Auf den Punkt : Wer soll dafür bezahlen?

Antje Sirleschtov über die soziale Gerechtigkeit

Antje Sirleschtov Foto: Kai-Uwe Heinrich
Antje Sirleschtov, Reporterin der Parlamentsredaktion -Foto: Kai-Uwe Heinrich

SPD-Chef Kurt Beck und die Mehrheit seiner Partei findet es sozial ungerecht, die CDU auch, CSU, Grüne und Linke sowieso: Über kurz oder lang wird eine Revision der geltenden Gesetze kommen: Bevor sie ins 347-Euro-Hartz-IV-System rutschen, werden ältere Menschen länger das Arbeitslosengeld I bekommen. Das ist so sicher wie das Amen in der Kirche. Weil keine Volkspartei lange mit dem Makel des kalten Vollstreckers sozial ungerechter Politik leben kann. Und weil die Mehrheit der Deutschen mit der geltenden Agenda 2010 (zumindest) in diesem Punkt ein Problem hat.

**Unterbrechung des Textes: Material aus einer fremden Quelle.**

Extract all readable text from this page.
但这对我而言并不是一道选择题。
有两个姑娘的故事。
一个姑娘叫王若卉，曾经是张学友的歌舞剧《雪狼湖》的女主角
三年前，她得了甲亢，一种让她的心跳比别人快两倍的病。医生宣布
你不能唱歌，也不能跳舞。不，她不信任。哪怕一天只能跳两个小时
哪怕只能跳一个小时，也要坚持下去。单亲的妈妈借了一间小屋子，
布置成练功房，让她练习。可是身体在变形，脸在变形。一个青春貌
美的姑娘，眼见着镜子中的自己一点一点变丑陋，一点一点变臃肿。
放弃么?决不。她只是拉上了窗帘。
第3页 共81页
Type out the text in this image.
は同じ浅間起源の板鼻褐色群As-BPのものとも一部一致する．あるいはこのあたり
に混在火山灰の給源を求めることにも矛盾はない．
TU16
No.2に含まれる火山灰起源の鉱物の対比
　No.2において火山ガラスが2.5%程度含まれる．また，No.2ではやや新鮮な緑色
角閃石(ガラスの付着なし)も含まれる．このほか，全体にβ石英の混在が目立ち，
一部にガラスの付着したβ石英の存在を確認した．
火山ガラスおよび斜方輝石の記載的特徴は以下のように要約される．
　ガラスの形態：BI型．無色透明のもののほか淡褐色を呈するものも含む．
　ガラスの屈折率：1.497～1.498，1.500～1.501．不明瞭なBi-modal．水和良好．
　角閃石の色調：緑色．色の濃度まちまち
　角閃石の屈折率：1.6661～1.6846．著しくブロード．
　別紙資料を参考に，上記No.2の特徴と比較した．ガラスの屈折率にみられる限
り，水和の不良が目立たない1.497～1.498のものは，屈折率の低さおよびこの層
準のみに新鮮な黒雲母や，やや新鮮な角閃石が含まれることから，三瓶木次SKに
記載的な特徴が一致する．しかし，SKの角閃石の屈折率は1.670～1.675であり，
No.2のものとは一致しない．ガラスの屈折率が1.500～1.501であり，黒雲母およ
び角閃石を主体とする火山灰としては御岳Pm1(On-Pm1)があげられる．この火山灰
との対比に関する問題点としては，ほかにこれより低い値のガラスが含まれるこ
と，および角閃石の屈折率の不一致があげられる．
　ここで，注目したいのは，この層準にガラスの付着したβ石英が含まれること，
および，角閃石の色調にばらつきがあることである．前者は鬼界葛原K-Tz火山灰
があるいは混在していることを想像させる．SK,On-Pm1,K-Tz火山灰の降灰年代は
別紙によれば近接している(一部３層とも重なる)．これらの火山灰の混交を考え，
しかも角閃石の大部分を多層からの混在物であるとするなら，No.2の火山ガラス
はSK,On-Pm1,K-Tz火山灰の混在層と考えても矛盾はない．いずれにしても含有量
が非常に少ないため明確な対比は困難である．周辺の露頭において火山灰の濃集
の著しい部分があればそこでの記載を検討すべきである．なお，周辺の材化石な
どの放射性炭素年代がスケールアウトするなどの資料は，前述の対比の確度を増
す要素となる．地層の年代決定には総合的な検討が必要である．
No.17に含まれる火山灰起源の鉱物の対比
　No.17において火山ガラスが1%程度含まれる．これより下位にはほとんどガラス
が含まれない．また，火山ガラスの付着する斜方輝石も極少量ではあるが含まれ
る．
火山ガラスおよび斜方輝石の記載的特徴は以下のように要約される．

Vielleicht hat die Mehrheit ja sogar Recht. Schließlich ist es ja schwer zu ertragen, einem Mann mit 55 Jahren zu erklären, dass er nach 15 Monaten Jobsuche seinen sauer verdienten Spargroschen fürs Alter erst offen legen und dann auch noch aufbrauchen muss, bevor er aus dem Solidarsystem der Gesellschaft - und das ist Hartz IV - Hilfe bekommt.

 Allerdings: Wenn die Gesellschaft soziale Gerechtigkeit anders versteht und das Gesetz ändern will, dann soll die Gesellschaft dafür auch zahlen. Und die Milliarden, die eine solche Gesetzesänderung kosten wird, nicht auf die Arbeitslosenversicherung abschieben. Denn diese Versicherung schließen die Arbeitnehmer und Arbeitgeber für gute Arbeitsmarktpolitik ab. Und nicht für gute Sozialpolitik.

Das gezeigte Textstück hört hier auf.